Спрашивать еще о чем-нибудь не имело больше никакого смысла, потому что шум за окнами становился просто невыносимым. Несколько раз снаружи кто-то сильно, угрожающе тряхнул огромную входную дверь.
– Пусть войдут, впустите их, пусть войдут! Пусть все катятся к чертовой матери, все, все, и усташи, и женщины, все к чертовой матери! – растерялся полковник.
Минуту спустя в зале, где происходило совещание офицеров, появилась группа местных женщин, предводительствуемая взводным. Не зная, как следует вести себя с военными, они кланялись во все стороны.

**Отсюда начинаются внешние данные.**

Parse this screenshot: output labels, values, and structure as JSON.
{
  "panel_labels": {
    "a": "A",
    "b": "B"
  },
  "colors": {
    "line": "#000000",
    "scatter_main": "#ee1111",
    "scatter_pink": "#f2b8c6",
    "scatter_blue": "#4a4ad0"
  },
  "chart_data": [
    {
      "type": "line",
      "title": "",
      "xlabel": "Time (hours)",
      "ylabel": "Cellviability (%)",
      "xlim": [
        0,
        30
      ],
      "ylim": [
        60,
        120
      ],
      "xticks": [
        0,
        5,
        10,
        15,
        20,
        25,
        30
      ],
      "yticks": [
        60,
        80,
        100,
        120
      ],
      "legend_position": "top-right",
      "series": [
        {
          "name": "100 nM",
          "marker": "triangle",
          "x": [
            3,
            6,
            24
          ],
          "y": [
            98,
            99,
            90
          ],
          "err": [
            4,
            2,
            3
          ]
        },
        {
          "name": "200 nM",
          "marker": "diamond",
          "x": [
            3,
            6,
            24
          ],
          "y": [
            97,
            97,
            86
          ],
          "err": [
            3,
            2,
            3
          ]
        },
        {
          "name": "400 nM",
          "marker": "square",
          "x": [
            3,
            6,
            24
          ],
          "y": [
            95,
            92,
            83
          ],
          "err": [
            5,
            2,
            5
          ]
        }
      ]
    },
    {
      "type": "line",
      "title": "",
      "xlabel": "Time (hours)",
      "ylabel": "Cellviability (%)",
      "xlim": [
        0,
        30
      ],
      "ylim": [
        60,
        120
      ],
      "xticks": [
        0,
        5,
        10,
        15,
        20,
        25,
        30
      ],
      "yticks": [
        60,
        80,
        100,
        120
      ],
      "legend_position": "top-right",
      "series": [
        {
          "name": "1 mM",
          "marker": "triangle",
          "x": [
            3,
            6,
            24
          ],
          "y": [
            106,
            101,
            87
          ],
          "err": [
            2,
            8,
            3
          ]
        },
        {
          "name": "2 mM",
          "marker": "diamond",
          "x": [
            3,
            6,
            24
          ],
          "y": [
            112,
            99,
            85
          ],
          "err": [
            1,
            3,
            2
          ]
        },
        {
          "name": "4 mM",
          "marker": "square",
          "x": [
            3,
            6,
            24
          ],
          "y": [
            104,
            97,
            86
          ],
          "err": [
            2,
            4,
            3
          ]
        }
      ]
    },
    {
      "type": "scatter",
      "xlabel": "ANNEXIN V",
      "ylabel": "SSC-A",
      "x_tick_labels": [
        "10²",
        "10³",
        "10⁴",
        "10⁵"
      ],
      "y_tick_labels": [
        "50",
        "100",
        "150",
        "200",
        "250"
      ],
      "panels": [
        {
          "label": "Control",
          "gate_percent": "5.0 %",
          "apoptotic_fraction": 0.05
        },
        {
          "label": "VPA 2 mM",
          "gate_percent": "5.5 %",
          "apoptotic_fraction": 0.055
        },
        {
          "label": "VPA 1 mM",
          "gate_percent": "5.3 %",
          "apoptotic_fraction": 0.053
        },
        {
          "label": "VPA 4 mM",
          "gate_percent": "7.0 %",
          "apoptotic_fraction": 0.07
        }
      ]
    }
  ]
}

Вместе с ними, никем не замеченные, вошли и Симаргл с Хорсом, самым страшным, а возглавлял их Черноглав, бог победы с серебряными усами.
– Продолжим, – сказал Черноглав.
– Что вам нужно? Кто вы такие? – продолжил полковник, демонстрируя как свое недовольство, так и наигранную решительность.
– Матери мы, товарищ офицер, – подала голос одна из них. – Матери солдат, которые служат в Югославской народной армии.
– Мы призываем вас пощадить невинные жизни наших сыновей, – произнесла, видимо заранее заготовленную фразу, другая.
– Проявите человечность и не допустите, чтобы пролилась кровь наших детей, – снова заговорила первая.